TD Cowen Predicts Onchain Capital Could Surpass $100 Trillion Within Five Years as Tokenization Accelerates

TD Cowen Predicts Onchain Capital Could Surpass $100 Trillion Within Five Years as Tokenization Accelerates

The movement to bring traditional assets onto blockchain rails is gaining serious momentum. According to a new report from TD Cowen, the value of onchain capital — assets represented or settled on blockchains — could soar from around $4.6 trillion today to more than $100 trillion within five years, driven by rapid adoption of tokenization across global finance.

The bank’s analysts, who attended Blockworks’ Digital Asset Summit in London, said the shift toward blockchain-based infrastructure is happening faster than expected, fueled by both regulatory tailwinds and growing interest from major financial institutions. Tokenization, they noted, is being embraced not for hype but for its tangible advantages: lower transaction costs, faster settlements, and programmable finance that integrates directly with capital markets systems.

TD Cowen highlighted that the concept has moved beyond theory. Banks like JPMorgan, Bank of America, Euroclear, and Tradeweb are now exploring blockchain protocols to streamline asset movement. At the same time, BNY Mellon is testing tokenized deposits to modernize payment systems, and BlackRock is evaluating ways to tokenize funds linked to real-world assets such as Treasuries and real estate.

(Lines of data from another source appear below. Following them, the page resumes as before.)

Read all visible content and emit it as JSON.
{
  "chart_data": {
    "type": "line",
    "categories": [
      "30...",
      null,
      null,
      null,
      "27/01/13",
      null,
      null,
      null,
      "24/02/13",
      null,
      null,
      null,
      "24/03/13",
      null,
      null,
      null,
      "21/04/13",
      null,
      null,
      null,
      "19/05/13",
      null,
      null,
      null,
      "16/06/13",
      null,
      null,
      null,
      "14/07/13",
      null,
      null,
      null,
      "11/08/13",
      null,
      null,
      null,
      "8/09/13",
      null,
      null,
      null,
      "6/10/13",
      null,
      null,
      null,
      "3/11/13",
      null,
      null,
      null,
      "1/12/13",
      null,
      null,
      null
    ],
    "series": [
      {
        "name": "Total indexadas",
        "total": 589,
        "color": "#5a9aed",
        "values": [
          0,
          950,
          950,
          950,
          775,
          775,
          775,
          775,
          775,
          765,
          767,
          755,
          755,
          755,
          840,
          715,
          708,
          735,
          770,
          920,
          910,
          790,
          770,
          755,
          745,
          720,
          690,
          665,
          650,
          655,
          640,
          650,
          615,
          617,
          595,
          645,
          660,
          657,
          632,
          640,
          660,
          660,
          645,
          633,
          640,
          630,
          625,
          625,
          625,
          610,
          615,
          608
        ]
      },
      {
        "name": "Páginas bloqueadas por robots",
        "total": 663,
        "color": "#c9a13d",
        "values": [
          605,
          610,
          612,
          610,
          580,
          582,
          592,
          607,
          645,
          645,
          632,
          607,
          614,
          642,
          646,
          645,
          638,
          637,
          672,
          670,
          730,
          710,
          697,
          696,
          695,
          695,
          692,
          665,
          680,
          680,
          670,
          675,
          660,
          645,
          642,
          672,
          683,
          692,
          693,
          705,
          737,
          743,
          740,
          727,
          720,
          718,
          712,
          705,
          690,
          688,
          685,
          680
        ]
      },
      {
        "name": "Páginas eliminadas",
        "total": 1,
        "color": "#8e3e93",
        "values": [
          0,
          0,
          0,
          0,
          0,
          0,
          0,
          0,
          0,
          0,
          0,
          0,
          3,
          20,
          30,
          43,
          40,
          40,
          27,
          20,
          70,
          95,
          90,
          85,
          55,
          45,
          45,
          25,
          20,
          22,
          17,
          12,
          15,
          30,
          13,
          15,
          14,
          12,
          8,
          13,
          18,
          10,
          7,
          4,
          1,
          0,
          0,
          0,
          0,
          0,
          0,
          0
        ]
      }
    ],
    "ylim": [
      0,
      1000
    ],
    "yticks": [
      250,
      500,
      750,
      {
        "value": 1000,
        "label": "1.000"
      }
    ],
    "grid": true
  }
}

Ethereum Transaction Volume and Average Ether Price by Quarter, 4Q20 to 3Q25 | Images: TD Cowen

Tokenization refers to creating digital representations of traditional assets — from bonds and equities to real estate — allowing them to settle instantly and operate around the clock while interacting seamlessly with smart contracts. This evolution could eventually reshape how global markets function, making them faster, more transparent, and more efficient.

Governments are taking note as well. The U.K. plans to appoint a “digital markets champion” to coordinate tokenization efforts across wholesale financial markets. In the U.S. and Europe, large banks are exploring the launch of a joint stablecoin product, which could complement tokenized deposits and provide a reliable onchain cash equivalent for transactions.

Investor demand appears to be rising too. A State Street survey found that most institutional investors expect their digital-asset exposure to double within three years, and over half believe that 10%–24% of their portfolios will be tokenized by 2030. Robinhood’s CEO echoed that sentiment, predicting that most major markets will have a clear tokenization framework by the end of the decade.

“While the path remains bumpy, political and regulatory progress has far exceeded what we had expected even two years ago,” TD Cowen analysts wrote. “Onchain capital formation could be $100 trillion or more in five years, in our opinion, suggesting the trend is too big to ignore.”

The bank argues that if major institutions converge on common technical standards, tokenization could soon reach a tipping point, transforming financial markets from pilot projects to large-scale production.